Methods: The subjects comprised 237 outpatients aged 30–60 years (123 males and 114 females) with diagnoses of either schizophrenia or schizoaffective disorder. The patient diagnoses were determined based on medical records. Patients were recruited between June 2011 and August 2011. As a reference group, 404 healthy volunteers aged 30–60 years (158 males and 246 females) were also included. Demographic data (age, sex, and level of education) were collected by face-to-face method interviews and self-administered questionnaires. We assessed eating habits over the last month using a validated brief self-administered diet history questionnaire. We detected dietary patterns through a principal component analysis of calorie-adjusted intake; two principal components were retained. The principal components for each dietary pattern and for each individual were divided into tertiles by principal component scores.

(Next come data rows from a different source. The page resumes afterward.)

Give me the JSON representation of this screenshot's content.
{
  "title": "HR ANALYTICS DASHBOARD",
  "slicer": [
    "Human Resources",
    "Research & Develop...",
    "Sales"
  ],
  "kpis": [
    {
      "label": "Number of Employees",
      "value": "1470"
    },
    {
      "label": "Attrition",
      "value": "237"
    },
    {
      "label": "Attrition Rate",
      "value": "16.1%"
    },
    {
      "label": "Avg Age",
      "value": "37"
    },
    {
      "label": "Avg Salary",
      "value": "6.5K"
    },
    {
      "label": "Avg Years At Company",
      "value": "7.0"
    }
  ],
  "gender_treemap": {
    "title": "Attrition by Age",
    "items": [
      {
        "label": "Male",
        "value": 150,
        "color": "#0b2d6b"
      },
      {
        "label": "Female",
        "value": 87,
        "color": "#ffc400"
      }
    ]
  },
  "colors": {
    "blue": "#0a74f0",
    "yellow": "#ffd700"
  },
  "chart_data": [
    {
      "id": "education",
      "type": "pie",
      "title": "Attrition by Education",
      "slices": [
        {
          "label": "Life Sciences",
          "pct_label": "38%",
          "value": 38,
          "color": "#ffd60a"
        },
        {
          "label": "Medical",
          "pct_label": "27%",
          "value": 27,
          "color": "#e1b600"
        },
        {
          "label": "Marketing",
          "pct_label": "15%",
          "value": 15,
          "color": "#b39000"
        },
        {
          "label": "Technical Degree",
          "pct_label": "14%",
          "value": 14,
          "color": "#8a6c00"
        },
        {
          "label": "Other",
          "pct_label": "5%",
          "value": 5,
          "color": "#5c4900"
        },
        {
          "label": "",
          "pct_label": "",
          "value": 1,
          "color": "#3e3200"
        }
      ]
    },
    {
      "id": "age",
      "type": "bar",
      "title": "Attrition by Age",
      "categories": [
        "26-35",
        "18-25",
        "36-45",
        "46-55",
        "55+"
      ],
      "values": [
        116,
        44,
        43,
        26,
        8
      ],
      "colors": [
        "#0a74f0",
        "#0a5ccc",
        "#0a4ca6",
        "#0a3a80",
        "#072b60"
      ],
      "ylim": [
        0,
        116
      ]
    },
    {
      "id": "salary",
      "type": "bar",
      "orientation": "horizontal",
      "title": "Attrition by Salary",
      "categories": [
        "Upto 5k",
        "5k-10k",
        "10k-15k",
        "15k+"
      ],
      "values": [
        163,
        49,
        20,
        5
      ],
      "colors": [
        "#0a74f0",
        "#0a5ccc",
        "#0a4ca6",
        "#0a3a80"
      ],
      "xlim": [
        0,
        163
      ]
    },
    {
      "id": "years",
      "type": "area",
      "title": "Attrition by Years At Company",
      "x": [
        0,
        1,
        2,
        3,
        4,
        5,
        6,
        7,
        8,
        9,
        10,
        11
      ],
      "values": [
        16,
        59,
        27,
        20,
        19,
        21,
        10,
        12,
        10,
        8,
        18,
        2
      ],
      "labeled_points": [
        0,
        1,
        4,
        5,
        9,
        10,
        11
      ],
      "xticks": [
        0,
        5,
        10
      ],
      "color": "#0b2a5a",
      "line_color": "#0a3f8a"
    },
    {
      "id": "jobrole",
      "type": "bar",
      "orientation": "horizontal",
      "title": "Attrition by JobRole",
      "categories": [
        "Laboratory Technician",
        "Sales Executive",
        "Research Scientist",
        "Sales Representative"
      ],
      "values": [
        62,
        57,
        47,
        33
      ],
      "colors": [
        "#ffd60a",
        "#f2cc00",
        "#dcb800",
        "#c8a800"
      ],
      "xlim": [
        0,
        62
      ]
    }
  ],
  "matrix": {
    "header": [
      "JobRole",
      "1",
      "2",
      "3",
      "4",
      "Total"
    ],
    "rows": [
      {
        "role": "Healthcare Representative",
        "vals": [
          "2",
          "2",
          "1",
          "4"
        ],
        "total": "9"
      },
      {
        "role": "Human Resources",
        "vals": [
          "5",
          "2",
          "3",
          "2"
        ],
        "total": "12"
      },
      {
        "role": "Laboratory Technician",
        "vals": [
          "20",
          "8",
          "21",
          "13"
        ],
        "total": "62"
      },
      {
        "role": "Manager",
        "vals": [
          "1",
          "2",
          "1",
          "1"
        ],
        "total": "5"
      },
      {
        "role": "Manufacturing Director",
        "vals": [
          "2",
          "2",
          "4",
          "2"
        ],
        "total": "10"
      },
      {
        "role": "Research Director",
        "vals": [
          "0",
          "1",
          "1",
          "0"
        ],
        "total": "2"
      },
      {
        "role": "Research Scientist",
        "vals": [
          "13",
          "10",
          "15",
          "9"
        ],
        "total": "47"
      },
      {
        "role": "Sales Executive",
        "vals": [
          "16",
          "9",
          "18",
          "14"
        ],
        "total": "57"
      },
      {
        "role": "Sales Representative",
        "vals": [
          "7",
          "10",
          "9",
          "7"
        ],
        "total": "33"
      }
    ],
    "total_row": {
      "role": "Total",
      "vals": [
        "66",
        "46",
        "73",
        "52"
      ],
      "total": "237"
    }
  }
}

Results: We derived two dietary patterns by principal component analysis; namely, the “vegetable” dietary pattern and the “cereal” dietary pattern. In the “cereal” dietary pattern, the high tertile was associated with a significantly increased risk of schizophrenia (P<0.001).
Conclusion: The “cereal” dietary pattern is associated with schizophrenia. This article is the first to describe a study examining the association of dietary pattern and schizophrenia.